What True Purple Teaming Looks Like
Effective purple teaming is a continuous, integrated practice, not a quarterly exercise. It requires three pillars:
- Shared objectives: Both teams work toward the same measurable goals — e.g., “detect and respond to attack path X within Y minutes.”
- Common tools and platforms: A unified repository for attack simulations, detection rules, and post-incident analysis. No more copy-pasting hashes from PDFs.
- Real-time feedback: Red team findings feed directly into blue team sensors, and blue team detection gaps immediately inform red team simulations. This loop should happen in hours, not weeks.
For example, instead of a red team writing a script in isolation, they demonstrate the attack live while blue team observes, tunes detections, and validates in the same environment. The output isn’t a report — it’s an improved detection posture.
From Handoffs to Handshakes
Transitioning from handoffs to handshakes requires restructuring workflows. Key steps include:
- Integrated toolchain: Adopt a purple team platform that lets red and blue collaborate in real-time (e.g., attack simulation tools with detection validation).
- Joint metrics: Measure mean time to detection (MTTD) and mean time to response (MTTR) for specific attack scenarios, with both teams accountable.
- Embedded analysts: Blue teamers attend red team planning; red teamers review blue team dashboards. This cross-pollination breaks down cognitive silos.

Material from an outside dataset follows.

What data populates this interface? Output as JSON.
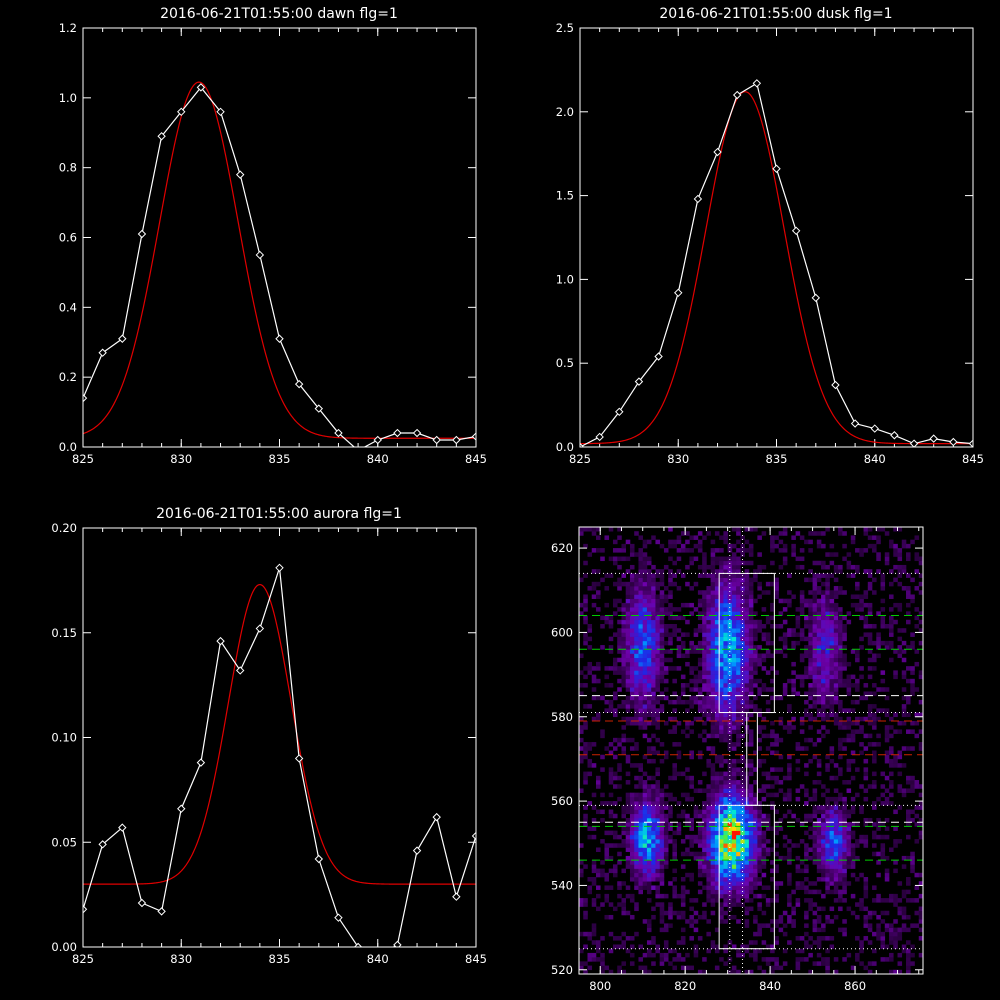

- Automated feedback: Use APIs to push red team findings directly into blue team SIEM rules, and vice versa. Learn more about automation benefits below.
The Patch Problem
The original scenario highlighted a patch waiting on an approval window longer than the exploitation window. This isn’t just a process issue — it’s a symptom of red-blue disconnect. Purple teaming forces both sides to prioritize risks together. If a vulnerability is exploitable, the purple team should have the authority to bypass normal change windows. This requires organizational trust in the purple team’s judgment.

Automation: The Purple Catalyst
Automation is the glue that binds red and blue. But it must be bidirectional. Consider:
- Automatically translating red team attack scripts into detection rules (e.g., Sigma rules) that blue team can immediately test.

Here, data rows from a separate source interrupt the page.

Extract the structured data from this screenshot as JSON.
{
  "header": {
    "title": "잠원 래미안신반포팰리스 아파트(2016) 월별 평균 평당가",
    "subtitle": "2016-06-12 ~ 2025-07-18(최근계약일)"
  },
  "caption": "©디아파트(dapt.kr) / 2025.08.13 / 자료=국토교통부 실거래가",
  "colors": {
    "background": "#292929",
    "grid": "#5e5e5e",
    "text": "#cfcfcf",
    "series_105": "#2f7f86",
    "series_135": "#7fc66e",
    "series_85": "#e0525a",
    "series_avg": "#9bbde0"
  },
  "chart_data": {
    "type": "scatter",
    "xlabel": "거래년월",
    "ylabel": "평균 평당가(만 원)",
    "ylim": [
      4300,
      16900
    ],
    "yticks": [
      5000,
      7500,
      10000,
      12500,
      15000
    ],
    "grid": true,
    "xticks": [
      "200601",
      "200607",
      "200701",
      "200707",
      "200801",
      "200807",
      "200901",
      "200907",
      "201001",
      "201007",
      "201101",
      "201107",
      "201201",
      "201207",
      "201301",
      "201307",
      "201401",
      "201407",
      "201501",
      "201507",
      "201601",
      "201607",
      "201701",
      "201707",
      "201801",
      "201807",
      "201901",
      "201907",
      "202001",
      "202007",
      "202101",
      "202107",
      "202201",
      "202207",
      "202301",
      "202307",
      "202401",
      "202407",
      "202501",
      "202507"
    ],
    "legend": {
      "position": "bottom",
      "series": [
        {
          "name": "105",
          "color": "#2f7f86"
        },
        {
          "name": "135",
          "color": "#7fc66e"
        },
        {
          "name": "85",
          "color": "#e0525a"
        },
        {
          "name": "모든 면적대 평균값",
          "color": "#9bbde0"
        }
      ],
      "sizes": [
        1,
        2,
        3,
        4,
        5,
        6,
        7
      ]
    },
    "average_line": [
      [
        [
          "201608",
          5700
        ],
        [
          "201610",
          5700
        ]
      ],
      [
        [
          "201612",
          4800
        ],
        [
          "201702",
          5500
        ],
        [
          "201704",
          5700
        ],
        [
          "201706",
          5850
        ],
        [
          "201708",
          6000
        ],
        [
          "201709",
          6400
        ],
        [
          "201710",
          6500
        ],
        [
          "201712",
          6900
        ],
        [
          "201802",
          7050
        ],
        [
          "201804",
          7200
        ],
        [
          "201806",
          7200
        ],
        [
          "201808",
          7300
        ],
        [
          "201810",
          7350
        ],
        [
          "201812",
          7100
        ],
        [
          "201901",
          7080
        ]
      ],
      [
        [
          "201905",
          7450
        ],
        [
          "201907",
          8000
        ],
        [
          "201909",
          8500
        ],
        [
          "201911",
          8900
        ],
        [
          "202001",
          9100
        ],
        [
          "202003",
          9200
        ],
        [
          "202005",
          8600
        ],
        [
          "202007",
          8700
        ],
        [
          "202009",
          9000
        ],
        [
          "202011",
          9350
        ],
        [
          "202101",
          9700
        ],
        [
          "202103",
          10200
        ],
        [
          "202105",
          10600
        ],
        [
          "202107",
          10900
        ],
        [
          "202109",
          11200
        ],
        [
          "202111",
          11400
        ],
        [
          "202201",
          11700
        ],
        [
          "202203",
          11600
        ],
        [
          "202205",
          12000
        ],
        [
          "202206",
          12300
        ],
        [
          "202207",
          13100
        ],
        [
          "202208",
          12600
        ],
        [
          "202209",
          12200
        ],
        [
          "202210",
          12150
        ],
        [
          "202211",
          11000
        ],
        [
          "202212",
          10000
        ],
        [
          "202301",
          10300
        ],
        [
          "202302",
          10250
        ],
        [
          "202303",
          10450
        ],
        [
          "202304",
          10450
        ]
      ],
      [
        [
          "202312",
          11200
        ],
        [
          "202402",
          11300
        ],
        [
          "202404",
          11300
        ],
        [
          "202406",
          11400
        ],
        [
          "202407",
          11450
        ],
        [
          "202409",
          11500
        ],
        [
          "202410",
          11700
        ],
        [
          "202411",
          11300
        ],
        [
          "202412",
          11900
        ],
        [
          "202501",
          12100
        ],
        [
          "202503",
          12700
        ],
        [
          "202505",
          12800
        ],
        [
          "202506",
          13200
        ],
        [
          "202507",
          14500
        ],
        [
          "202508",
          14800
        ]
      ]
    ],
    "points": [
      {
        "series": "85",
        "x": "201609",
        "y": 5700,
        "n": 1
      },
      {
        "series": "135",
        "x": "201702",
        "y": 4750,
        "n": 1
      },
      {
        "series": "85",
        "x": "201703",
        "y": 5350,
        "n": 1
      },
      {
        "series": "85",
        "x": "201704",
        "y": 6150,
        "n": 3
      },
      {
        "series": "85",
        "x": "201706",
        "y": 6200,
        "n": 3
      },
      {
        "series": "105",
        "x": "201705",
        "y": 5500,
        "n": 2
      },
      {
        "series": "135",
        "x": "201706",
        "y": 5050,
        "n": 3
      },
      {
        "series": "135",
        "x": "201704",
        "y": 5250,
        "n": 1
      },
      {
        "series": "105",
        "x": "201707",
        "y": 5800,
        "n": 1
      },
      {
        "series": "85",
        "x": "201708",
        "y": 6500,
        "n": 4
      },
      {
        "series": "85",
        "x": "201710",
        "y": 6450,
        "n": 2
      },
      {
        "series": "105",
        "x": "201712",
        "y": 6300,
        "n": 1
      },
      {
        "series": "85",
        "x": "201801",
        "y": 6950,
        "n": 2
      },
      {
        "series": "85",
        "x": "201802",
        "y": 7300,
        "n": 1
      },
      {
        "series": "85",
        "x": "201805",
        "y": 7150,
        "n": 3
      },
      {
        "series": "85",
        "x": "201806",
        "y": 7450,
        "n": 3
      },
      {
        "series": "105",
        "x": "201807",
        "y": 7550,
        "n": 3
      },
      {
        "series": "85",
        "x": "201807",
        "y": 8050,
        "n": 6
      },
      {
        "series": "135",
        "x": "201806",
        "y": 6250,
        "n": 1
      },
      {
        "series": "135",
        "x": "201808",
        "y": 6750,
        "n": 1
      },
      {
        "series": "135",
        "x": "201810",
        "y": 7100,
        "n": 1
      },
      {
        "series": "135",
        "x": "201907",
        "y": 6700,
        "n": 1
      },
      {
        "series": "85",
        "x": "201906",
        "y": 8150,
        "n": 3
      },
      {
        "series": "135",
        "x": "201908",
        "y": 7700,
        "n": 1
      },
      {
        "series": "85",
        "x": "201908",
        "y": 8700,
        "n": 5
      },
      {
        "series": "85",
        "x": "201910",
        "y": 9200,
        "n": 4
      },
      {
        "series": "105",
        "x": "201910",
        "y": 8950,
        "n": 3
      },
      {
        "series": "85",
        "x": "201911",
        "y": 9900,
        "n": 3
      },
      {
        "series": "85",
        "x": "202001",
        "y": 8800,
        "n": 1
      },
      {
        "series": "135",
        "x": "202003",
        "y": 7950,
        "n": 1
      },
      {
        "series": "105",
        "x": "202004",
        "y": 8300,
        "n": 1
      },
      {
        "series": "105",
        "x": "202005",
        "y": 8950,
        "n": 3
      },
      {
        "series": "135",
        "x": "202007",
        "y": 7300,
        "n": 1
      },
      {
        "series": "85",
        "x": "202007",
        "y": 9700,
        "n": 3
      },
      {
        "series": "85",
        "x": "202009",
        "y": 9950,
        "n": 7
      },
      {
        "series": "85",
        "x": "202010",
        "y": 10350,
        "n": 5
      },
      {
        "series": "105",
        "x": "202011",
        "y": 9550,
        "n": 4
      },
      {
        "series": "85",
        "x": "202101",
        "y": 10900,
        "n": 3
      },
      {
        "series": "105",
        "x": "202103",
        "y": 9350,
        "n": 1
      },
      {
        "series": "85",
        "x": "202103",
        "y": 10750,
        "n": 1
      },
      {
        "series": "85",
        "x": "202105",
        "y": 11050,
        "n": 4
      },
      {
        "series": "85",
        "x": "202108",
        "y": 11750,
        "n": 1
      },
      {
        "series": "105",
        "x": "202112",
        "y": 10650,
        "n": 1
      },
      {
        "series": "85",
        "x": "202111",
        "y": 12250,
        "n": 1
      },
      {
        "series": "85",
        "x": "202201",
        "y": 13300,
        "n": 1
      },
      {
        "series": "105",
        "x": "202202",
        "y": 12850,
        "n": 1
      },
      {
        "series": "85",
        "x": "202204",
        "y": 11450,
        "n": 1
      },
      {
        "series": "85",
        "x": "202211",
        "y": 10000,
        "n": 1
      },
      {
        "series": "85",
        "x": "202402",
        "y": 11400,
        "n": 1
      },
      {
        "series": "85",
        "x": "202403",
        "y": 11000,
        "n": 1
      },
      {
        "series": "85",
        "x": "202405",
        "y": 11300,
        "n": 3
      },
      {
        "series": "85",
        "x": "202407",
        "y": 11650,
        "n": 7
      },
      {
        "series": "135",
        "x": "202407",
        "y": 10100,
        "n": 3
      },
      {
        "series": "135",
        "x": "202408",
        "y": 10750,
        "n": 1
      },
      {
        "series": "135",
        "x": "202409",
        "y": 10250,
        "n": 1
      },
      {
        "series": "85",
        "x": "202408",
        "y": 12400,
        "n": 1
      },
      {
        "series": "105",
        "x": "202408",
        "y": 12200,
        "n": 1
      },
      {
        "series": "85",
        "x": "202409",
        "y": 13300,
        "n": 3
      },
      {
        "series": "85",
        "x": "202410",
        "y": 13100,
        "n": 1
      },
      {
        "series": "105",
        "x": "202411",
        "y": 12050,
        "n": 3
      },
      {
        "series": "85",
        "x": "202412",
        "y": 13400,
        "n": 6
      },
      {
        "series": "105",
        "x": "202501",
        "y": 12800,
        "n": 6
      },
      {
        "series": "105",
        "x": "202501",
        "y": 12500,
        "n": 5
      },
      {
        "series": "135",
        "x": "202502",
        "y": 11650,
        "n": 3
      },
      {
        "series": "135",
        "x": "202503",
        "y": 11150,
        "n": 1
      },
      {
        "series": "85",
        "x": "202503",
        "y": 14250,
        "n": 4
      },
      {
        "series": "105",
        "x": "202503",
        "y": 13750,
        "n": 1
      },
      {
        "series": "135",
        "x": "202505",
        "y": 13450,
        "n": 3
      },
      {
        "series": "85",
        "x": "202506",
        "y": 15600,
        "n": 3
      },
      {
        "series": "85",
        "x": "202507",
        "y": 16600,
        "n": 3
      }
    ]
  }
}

- Using SOAR playbooks that trigger purple team workflows when a red team scenario detects a gap.
- Building a shared knowledge base of TTPs, with both teams contributing tags and countermeasures.
Without automation, purple teaming remains manual and episodic. With it, the cycle time from discovery to detection drops from days to minutes.
The Cultural Shift
Finally, purple teaming is a culture shift as much as a technical one. Move from “us vs. them” to “us vs. the adversary.” Encourage red teamers to help blue teamers tune alerts, and blue teamers to share context with red teamers. Celebrate joint successes — like a new detection that caught a simulated attack — rather than individual achievements.
If your purple team still feels like red and blue in the same room, it’s time to ask: Are you facilitating cooperation, or just coexistence? The answer will determine whether you’re truly purple — or just a colorscheme.